Bearing member, 14... Anti-rebound blade, 15... Drive device, 16... Rotating shaft, 17... Gear, 18...
・Internal gear, 19... Air flow, 20... Coating film, 21
···splash. Figure 3

Claims (1)

[Scope of Claims] 1. A group of anti-repelling blades is arranged in a ring shape to face the outer periphery of the object to be coated in a processing container that accommodates the object to be coated and applies the coating material.
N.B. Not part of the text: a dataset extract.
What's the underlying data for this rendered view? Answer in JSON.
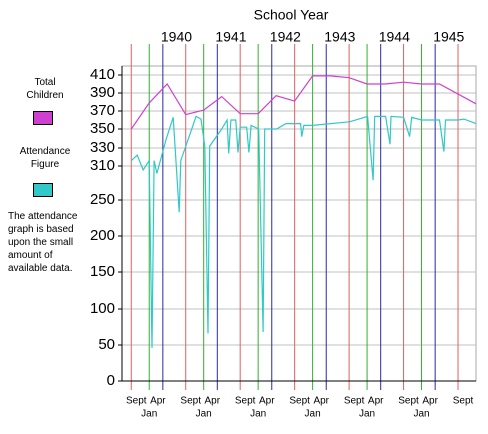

A coating device characterized in that it is configured to be inclined with respect to the normal line of an object. 2. The coating device according to claim 1, wherein the anti-repelling blade group is constituted by a rotatable impeller. 3. The coating device according to claim 2, wherein the impeller is configured to be rotated by an air flow forced through the processing container. 4. The coating device according to claim 2, wherein the impeller is configured to be rotated by a drive device. 5. The coating device according to claim 1, wherein the anti-repellent blade is inclined so that its radially outer side projects rearward in the rotational direction of the object to be coated.